Table 5 Treatment effects with endogenous switching regression model

Conclusions

The paper empirically analyses the impact of maize technologies on food security in Tanzania, disentangling the effect on the four pillars: availability, access, utilization and stability. We used matching techniques for addressing the self-selection issue that affects the non-random treatment assignment in observational data on a nationally representative dataset collected over the period 2010/2011. We also complemented our analysis presenting the treatment effects estimated with an endogenous switching regression model to control for unobserved heterogeneity.

Overall, results confirm the hypotheses drawn on each pillar of food security. The impact of the two technologies - improved seeds and inorganic fertilizers - on farmers cultivating maize is positive and significant. Nevertheless, substantial differences between technologies and pillars are observed.
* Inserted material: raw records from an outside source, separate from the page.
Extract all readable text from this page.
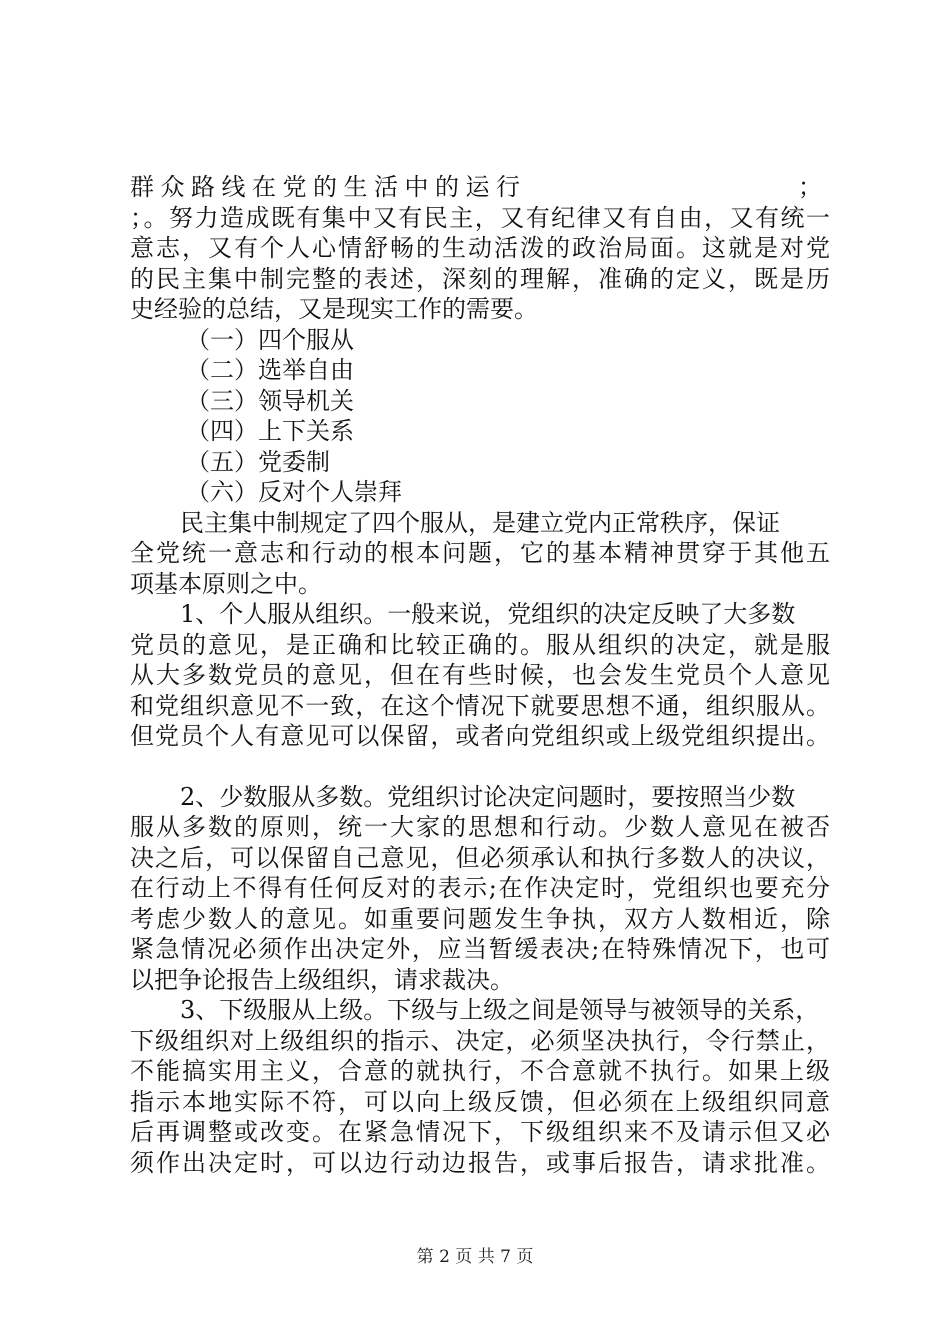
群众路线在党的生活中的运行	；
；。努力造成既有集中又有民主，又有纪律又有自由，又有统一
意志，又有个人心情舒畅的生动活泼的政治局面。这就是对党
的民主集中制完整的表述，深刻的理解，准确的定义，既是历
史经验的总结，又是现实工作的需要。
（一）四个服从
（二）选举自由
（三）领导机关
（四）上下关系
（五）党委制
（六）反对个人崇拜
民主集中制规定了四个服从，是建立党内正常秩序，保证
全党统一意志和行动的根本问题，它的基本精神贯穿于其他五
项基本原则之中。
1、个人服从组织。一般来说，党组织的决定反映了大多数
党员的意见，是正确和比较正确的。服从组织的决定，就是服
从大多数党员的意见，但在有些时候，也会发生党员个人意见
和党组织意见不一致，在这个情况下就要思想不通，组织服从。
但党员个人有意见可以保留，或者向党组织或上级党组织提出。
2、少数服从多数。党组织讨论决定问题时，要按照当少数
服从多数的原则，统一大家的思想和行动。少数人意见在被否
决之后，可以保留自己意见，但必须承认和执行多数人的决议，
在行动上不得有任何反对的表示;在作决定时，党组织也要充分
考虑少数人的意见。如重要问题发生争执，双方人数相近，除
紧急情况必须作出决定外，应当暂缓表决;在特殊情况下，也可
以把争论报告上级组织，请求裁决。
3、下级服从上级。下级与上级之间是领导与被领导的关系，
下级组织对上级组织的指示、决定，必须坚决执行，令行禁止，
不能搞实用主义，合意的就执行，不合意就不执行。如果上级
指示本地实际不符，可以向上级反馈，但必须在上级组织同意
后再调整或改变。在紧急情况下，下级组织来不及请示但又必
须作出决定时，可以边行动边报告，或事后报告，请求批准。
第 2 页 共 7 页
Both technologies enhanced food availability by increasing maize productivity, which in turn allowed for greater maize production available for local household consumption. For the other three pillars, the two technologies had a positive but heterogeneous effect. About food access, improved seeds and inorganic fertilizers have a clear positive effect on food expenditure while the impact on caloric intake is positive and significant only for inorganic fertilizers. A possible explanation for this is that there is a substitution effect - caused by an increase in income - between food groups, away from cheap staples and toward high-cost per calorie items. With regard to food utilization, the higher income availability permits also the consumption of more diversified food for farmers adopting the two technologies. This is particularly important if we consider that the diet diversity indicator shows a positive correlation with other important nutrition outcomes which are not considered in this exercise, such as anthropometric measures (Headey and Ecker 2013). Moreover, improved seeds adopters show also a positive impact on the health and sanitation practices, which means better conditions for nutrient absorption. On the contrary, adoption of inorganic fertilizers do not have a significant effect on health practices while the positive effects on the probability of having access to safe and clean water for cooking and drinking is not confirmed by all the estimators. Finally, adopters of improved maize seeds show lower vulnerability to poverty, suggesting that benefits of adoption can last over time and are not confined to a single harvest cycle. On the other hand, inorganic fertilizers have a stronger effect on household resilience, accelerating replenishment of food stocks.

The diversified effect of these two technologies (greater health care expenditure for improved seeds but greater caloric intake and resilience for fertilizers) suggests that they are complementary in supporting food security rather than substitutes, and that a technology package composed of the two can more efficiently cover all the food security pillars. This is in line with the main argument raised by the paper, based on the idea that the relationship between agricultural technologies and food security is a complex phenomenon, which requires deeper and more thorough investigation.

In terms of policy recommendations, the results indicate that the medium- and long-term policies for increasing agricultural productivity go in the right direction for supporting household food security. However, the results also suggest that increasing farm income is a necessary but not a sufficient condition for eliminating hunger and standard pro-growth policies are not necessarily decreasing food insecurity. Indeed, they should be coupled with more targeted intervention for nutrition.